The United Nations on Monday named Dec. 27 International Day of Epidemic Preparedness. The UN General Assembly said the resolution emphasizes the importance of stronger global health systems to respond to outbreaks like the coronavirus. COVID-19 has infected more than 68 million people and killed more than 1.5 million around the world.
Vietnam’s UN Ambassador Dang Dinh Quy, who introduced the text, said COVID-19 would not be the last outbreak: “The pandemic caught us off guard, but it also has served as a wake‑up call for improving our preparedness.” —O.O.

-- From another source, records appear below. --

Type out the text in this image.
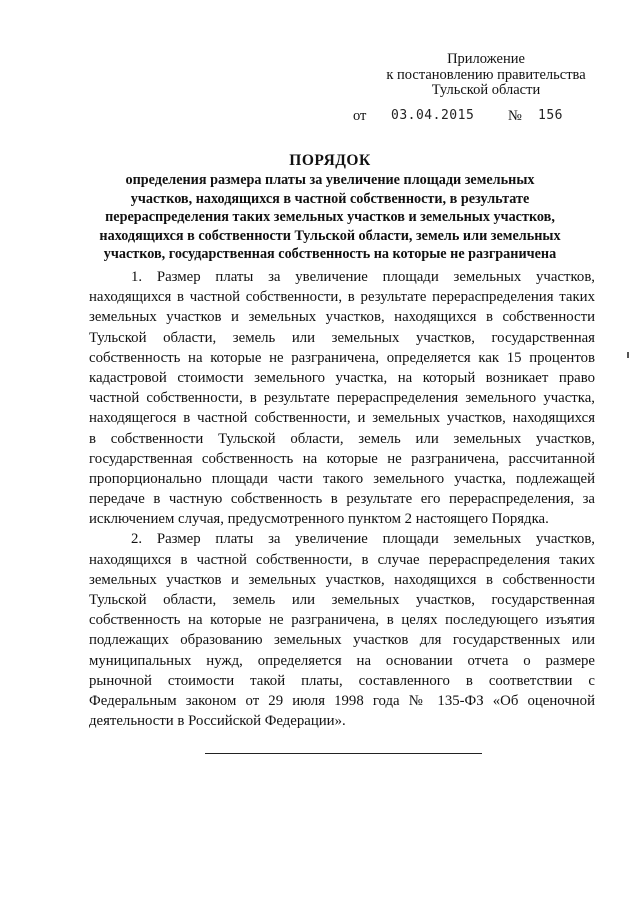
Приложение
к постановлению правительства
Тульской области
от 03.04.2015 № 156
ПОРЯДОК
определения размера платы за увеличение площади земельных
участков, находящихся в частной собственности, в результате
перераспределения таких земельных участков и земельных участков,
находящихся в собственности Тульской области, земель или земельных
участков, государственная собственность на которые не разграничена
1. Размер платы за увеличение площади земельных участков,
находящихся в частной собственности, в результате перераспределения таких
земельных участков и земельных участков, находящихся в собственности
Тульской области, земель или земельных участков, государственная
собственность на которые не разграничена, определяется как 15 процентов
кадастровой стоимости земельного участка, на который возникает право
частной собственности, в результате перераспределения земельного участка,
находящегося в частной собственности, и земельных участков, находящихся
в собственности Тульской области, земель или земельных участков,
государственная собственность на которые не разграничена, рассчитанной
пропорционально площади части такого земельного участка, подлежащей
передаче в частную собственность в результате его перераспределения, за
исключением случая, предусмотренного пунктом 2 настоящего Порядка.
2. Размер платы за увеличение площади земельных участков,
находящихся в частной собственности, в случае перераспределения таких
земельных участков и земельных участков, находящихся в собственности
Тульской области, земель или земельных участков, государственная
собственность на которые не разграничена, в целях последующего изъятия
подлежащих образованию земельных участков для государственных или
муниципальных нужд, определяется на основании отчета о размере
рыночной стоимости такой платы, составленного в соответствии с
Федеральным законом от 29 июля 1998 года № 135-ФЗ «Об оценочной
деятельности в Российской Федерации».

Less than two weeks after the Indian state of Uttar Pradesh passed a controversial conversion ban, authorities detained 10 men for compelling women to change their religion through marriage. The state legislation imposed a 10-year-sentence on anyone who uses marriage to force someone to change faiths. It was the nationalist party’s latest attempt to crack down on Hindu conversions to Islam. State police said families accused the Muslim men of abducting their daughters, Reuters reported. —O.O.